宗門は化霊丹の真の効果を隠し、実際には玄祈使を毒していると。」
「そうだ。」
「玄玉は、その内情を知っている。」
「そうだ。」
沈黙。
山道を風が渡り、鬢の髪を揺らした。
身体がゆっくりと緩む――心の中で、一つの決断を下したのだ。
そして言った。
声は先ほどよりも柔らかく、どこか言い表せぬ響きを帯びていた――何かを手放すような響き。
「……わかった。放して。」
林瓶はすぐに「同意してくれたのか」とは問わなかった。
ゆっくりと腕を緩める――その瞬間、裏切って再び反撃してくる可能性を想定し、再度極め直す準備をしていた。
だが、柳絮は裏切らなかった。
地面に手をつき、半跪の姿勢で起き上がる。
うつむいて衣の泥と草屑を払った。
深色の勁装には灰黄の汚れが広がり、袖口には裂け目が走っている。
髪のいくつかが乱れ、頬にかかっていた。
その動作はゆっくりとしていた――呼吸を整えているのか、思考を整理しているのか、わからない。

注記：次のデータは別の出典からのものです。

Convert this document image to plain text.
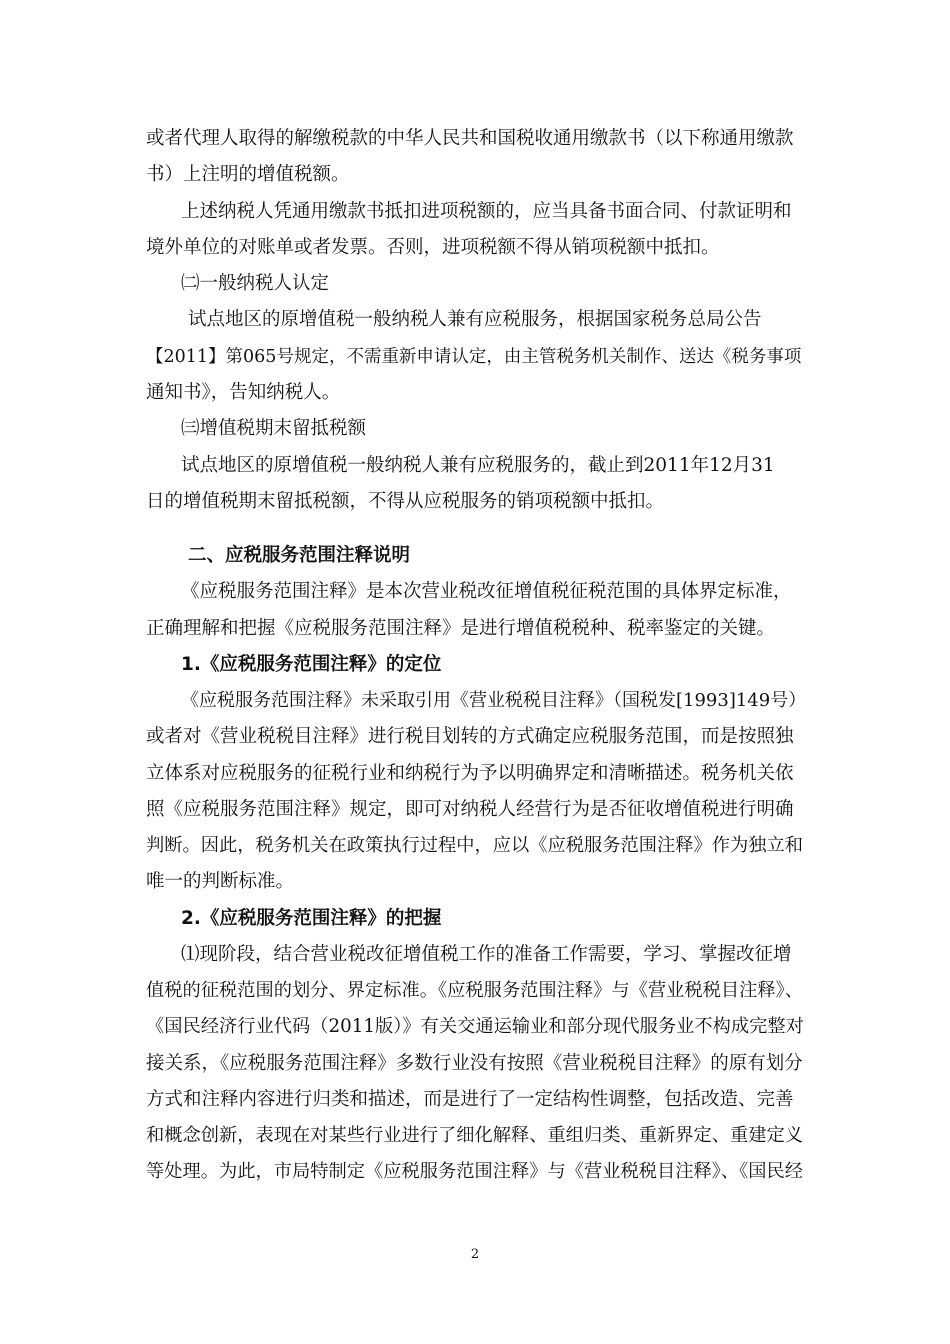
或者代理人取得的解缴税款的中华人民共和国税收通用缴款书（以下称通用缴款
书）上注明的增值税额。
上述纳税人凭通用缴款书抵扣进项税额的，应当具备书面合同、付款证明和
境外单位的对账单或者发票。否则，进项税额不得从销项税额中抵扣。
㈡一般纳税人认定
试点地区的原增值税一般纳税人兼有应税服务，根据国家税务总局公告
【2011】第065号规定，不需重新申请认定，由主管税务机关制作、送达《税务事项
通知书》，告知纳税人。
㈢增值税期末留抵税额
试点地区的原增值税一般纳税人兼有应税服务的，截止到2011年12月31
日的增值税期末留抵税额，不得从应税服务的销项税额中抵扣。
二、应税服务范围注释说明
《应税服务范围注释》是本次营业税改征增值税征税范围的具体界定标准，
正确理解和把握《应税服务范围注释》是进行增值税税种、税率鉴定的关键。
1.《应税服务范围注释》的定位
《应税服务范围注释》未采取引用《营业税税目注释》（国税发[1993]149号）
或者对《营业税税目注释》进行税目划转的方式确定应税服务范围，而是按照独
立体系对应税服务的征税行业和纳税行为予以明确界定和清晰描述。税务机关依
照《应税服务范围注释》规定，即可对纳税人经营行为是否征收增值税进行明确
判断。因此，税务机关在政策执行过程中，应以《应税服务范围注释》作为独立和
唯一的判断标准。
2.《应税服务范围注释》的把握
⑴现阶段，结合营业税改征增值税工作的准备工作需要，学习、掌握改征增
值税的征税范围的划分、界定标准。《应税服务范围注释》与《营业税税目注释》、
《国民经济行业代码（2011版）》有关交通运输业和部分现代服务业不构成完整对
接关系，《应税服务范围注释》多数行业没有按照《营业税税目注释》的原有划分
方式和注释内容进行归类和描述，而是进行了一定结构性调整，包括改造、完善
和概念创新，表现在对某些行业进行了细化解释、重组归类、重新界定、重建定义
等处理。为此，市局特制定《应税服务范围注释》与《营业税税目注释》、《国民经
2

林瓶も身を翻し、半ば仰向けに倒れたまま、左肩の痛みでほとんど腕が上がらなかった。
数息のあいだ、空を見上げ、天辺に残る最後の灰青の光を眺め、右肩を支えにしてゆっくりと起き上がる。
柳絮は立ち上がり、背を向けたまま。
しばしの沈黙ののち、言った――
声はいつもの冷静さを取り戻していたが、音量は少し低かった。
「今日は行けない。
鎮獄峰の夜間巡防は、十五日の子正に全員交代。
後山の西側に小道が一本ある。
陣法は張られていないが、入口は狭い。
好きにしなさい。」
そう言って、柳絮は去った。
振り返らなかった。
林瓶は半ば横たわったまま、暮色の中に消えていく背を見送った。
山道にはひとりが残り、谷から昇る暮色が石段を、路面を、そして垂れ下がった左手を覆っていく。
遠くで、夜虫の最初の声が響いた。
身を翻し、右肩を支えにゆっくりと立ち上がる。
左肩は鈍く痛み、腕はほとんど力が入らない。
下を見ず、来た道を戻った。
鎮獄峰の門を通るとき、門番の二人の執法弟子が一瞥した――
衣には泥と草が付き、袖口は裂け、口の端が切れて血が滲んでいる。
彼らは一瞥しただけで、何も言わなかった。
すでに伝令を受けていたのだ。
暮色の中を歩き、住処へ戻る。
扉を押し開け、水を一杯注いで飲む。
水が喉を通るとき、目を一度閉じた。
同室の張遠が寝台越しに見たが、何も言わなかった。
林瓶は寝台に腰を下ろし、左肩の衣を少し引き下げる――
肩はすでに腫れ上がり、青紫に染まり、その縁はさらに濃くなりつつあった。
一瞥し、衣を戻す。
そして横になった。
左肩が床板に触れた瞬間、痛みが走る――
姿勢を変え、肩を浮かせ、闇の中で静かに目を閉じた。